Moreover, the GO-Net model has good interpretability. The true positive case shown in Fig. 3a illustrates a strong agreement between the model’s focus area and the area with thickened EOMs and increased DTPA uptake. In particular, the inferior and medial rectus have been investigated more attention than other recti. In the true negative cases [Fig. 3b], the classification model has the same attention for the four EOMs, which is consistent with the negative results of the SPECT/CT images. These results indicated that GO-Net could automatically focus on the pathological changes in the four EOMs and provide different levels of attention during staging. Notably, the false positive case shown in Fig. 3c was observed in a region in the adjacent nasal sinuses with avid DPTA uptake. However, the patient was not clinically rated as inactive, and the judgment of the model was wrong due to the inflammation caused by sinusitis (Supplementary Fig. 6). Moreover, we found that CAS and SPECT/CT findings were not always consistent, as shown in Fig. 3d: according to the CAS (CAS = 4), this case should be diagnosed as active GO, while no significant morphological or functional changes were found in the SPECT/CT images, resulting in a negative result. Although previous studies have shown a significant positive correlation between the CAS and DTPA uptake [5], some individuals with CASs > 3 had low DTPA uptake and did not respond favorably to anti-inflammatory treatment [24]. In line with these results, the Grad-CAM derived from our model failed to identify suspicious lesions, further indicating that the CAS has limitations for GO staging.

Limitations

This work has several limitations. First, our patient population was from a single medical center. Although SPECT/CT enables more accurate and objective staging of GO activity than other approaches, we were unable to obtain sufficiently large samples from other medical centers due to cost and technical issues, which may lead to selection bias. Nevertheless, this technology is being utilized by an increasing number of nuclear medicine laboratories, and we hope to validate this model with multicenter cohorts in the future.
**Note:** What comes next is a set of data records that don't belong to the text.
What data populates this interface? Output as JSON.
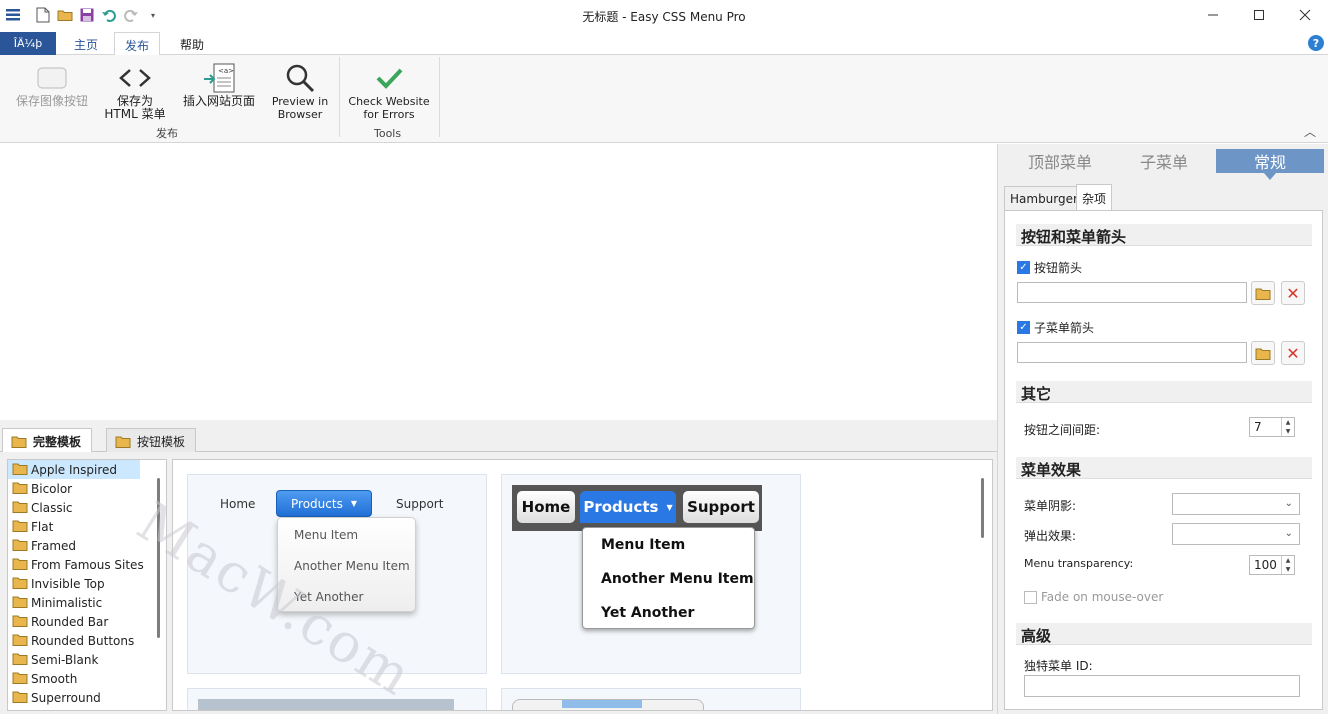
{
  "window": {
    "title": "无标题 - Easy CSS Menu Pro",
    "minimize_icon": "minimize-icon",
    "maximize_icon": "maximize-icon",
    "close_icon": "close-icon"
  },
  "ribbon_tabs": {
    "file": "ÎÄ¼þ",
    "home": "主页",
    "publish": "发布",
    "help": "帮助"
  },
  "ribbon": {
    "buttons": {
      "save_image_buttons": "保存图像按钮",
      "save_html_line1": "保存为",
      "save_html_line2": "HTML 菜单",
      "insert_page": "插入网站页面",
      "preview_line1": "Preview in",
      "preview_line2": "Browser",
      "check_line1": "Check Website",
      "check_line2": "for Errors"
    },
    "groups": {
      "publish": "发布",
      "tools": "Tools"
    }
  },
  "templates": {
    "tabs": [
      "完整模板",
      "按钮模板"
    ],
    "tree": [
      "Apple Inspired",
      "Bicolor",
      "Classic",
      "Flat",
      "Framed",
      "From Famous Sites",
      "Invisible Top",
      "Minimalistic",
      "Rounded Bar",
      "Rounded Buttons",
      "Semi-Blank",
      "Smooth",
      "Superround"
    ],
    "selected": "Apple Inspired",
    "preview1": {
      "home": "Home",
      "products": "Products",
      "support": "Support",
      "items": [
        "Menu Item",
        "Another Menu Item",
        "Yet Another"
      ]
    },
    "preview2": {
      "home": "Home",
      "products": "Products",
      "support": "Support",
      "items": [
        "Menu Item",
        "Another Menu Item",
        "Yet Another"
      ]
    },
    "watermark": "MacW.com"
  },
  "props": {
    "top_tabs": [
      "顶部菜单",
      "子菜单",
      "常规"
    ],
    "active_top_tab": "常规",
    "sub_tabs": [
      "Hamburger",
      "杂项"
    ],
    "active_sub_tab": "杂项",
    "sections": {
      "arrows": "按钮和菜单箭头",
      "other": "其它",
      "effects": "菜单效果",
      "advanced": "高级"
    },
    "button_arrow": {
      "label": "按钮箭头",
      "checked": true,
      "value": ""
    },
    "submenu_arrow": {
      "label": "子菜单箭头",
      "checked": true,
      "value": ""
    },
    "spacing": {
      "label": "按钮之间间距:",
      "value": "7"
    },
    "shadow": {
      "label": "菜单阴影:",
      "value": ""
    },
    "popup": {
      "label": "弹出效果:",
      "value": ""
    },
    "transparency": {
      "label": "Menu transparency:",
      "value": "100"
    },
    "fade": {
      "label": "Fade on mouse-over",
      "checked": false
    },
    "menu_id": {
      "label": "独特菜单 ID:",
      "value": ""
    }
  },
  "colors": {
    "accent": "#2b579a",
    "file_tab": "#2a5699",
    "active_prop_tab": "#6d95c6",
    "check_green": "#3aa55b"
  }
}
Second, the proposed model predicts the diagnosis based on only SPECT/CT scans. In practice, clinicians combine other clinical assessments and follow-up data to make the final decision. We believe that our model can achieve better results if other clinical assessments are added to the model training process. Thirdly, since the number of patients who underwent SPECT/CT pre- and post-treatment is too small, future studies will prioritize a larger cohort with comprehensive treatment data to validate the model's predictive efficacy for treatment response. In addition, this study is limited to staging the activity of GO, and diagnostic and prognostic results should be combined to build an improved intelligent medical system.

Conclusions

We propose a deep learning-based approach known as GO-Net that automatically detects GO activity by using SPECT/CT images. The GO-Net-assisted strategy could effectively differentiate active and inactive GO, thus potentially improving the efficiency and reproducibility of GO staging in clinical settings.